You found that with E, set basically,

log-linear relationship performance was better

than CDLT baseline.

We proved the log-linear relationship does exist

for each regression.

We can expect that the log-linear relationship holds

more generally,

in multiple settings,

since regularized linear regression is the backbone

of many learning problems.

I'm finished.

Okay.

Do you want to take your questions now?

DIMITRI KANEVSKY: Do you have question?

You need to speak here.

I can continue with your question.

Anyone?

DIMITRI KANEVSKY: What is your question?

I think I saw that you are using supervised adaptation.

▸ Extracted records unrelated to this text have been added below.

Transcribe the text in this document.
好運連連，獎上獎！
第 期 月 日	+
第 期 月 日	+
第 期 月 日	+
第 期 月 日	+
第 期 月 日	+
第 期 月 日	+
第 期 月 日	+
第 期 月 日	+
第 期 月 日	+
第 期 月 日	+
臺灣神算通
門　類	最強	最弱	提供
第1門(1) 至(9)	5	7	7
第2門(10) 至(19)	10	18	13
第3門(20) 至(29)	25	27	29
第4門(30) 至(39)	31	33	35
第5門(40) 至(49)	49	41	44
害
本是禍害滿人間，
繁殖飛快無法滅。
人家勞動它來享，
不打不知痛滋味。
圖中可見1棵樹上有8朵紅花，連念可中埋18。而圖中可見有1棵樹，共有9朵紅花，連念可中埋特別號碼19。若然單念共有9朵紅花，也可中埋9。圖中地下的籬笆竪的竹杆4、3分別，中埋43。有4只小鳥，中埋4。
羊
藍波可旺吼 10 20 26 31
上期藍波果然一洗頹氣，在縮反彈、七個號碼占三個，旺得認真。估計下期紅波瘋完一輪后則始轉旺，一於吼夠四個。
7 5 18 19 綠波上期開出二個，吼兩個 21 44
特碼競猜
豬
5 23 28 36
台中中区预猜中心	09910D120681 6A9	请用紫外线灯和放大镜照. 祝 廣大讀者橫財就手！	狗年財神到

Does that, is there any real task that that corresponds to,

and is it really important to do supervised adaptation?

DIMITRI KANEVSKY: Yes.

For example, for telephone application,

when you have some services for

user and somebody logs, some speaker is log

to telephone service, we have quick adapted names

to make it better.

The data requires little amount of adaptation data,

when you run this experiment.

I have another question.

It seems to me that it looks like you are doing this

in a sort of batch mode, and the flavor

of the log-linear relationship suggests

that you might get some improvement out of a sort

of on-line adaptation technique.

Have you considered that at all?

If you are finding this log-linear relationship,

would that hold in an on-line?

DIMITRI KANEVSKY: A good suggestion.

We can check this, on-line adaptation.

Okay. Thank you.

Let's thank our speakers.

(Applause).

DIMITRI KANEVSKY: Thank you for service

who helped organize this transcription.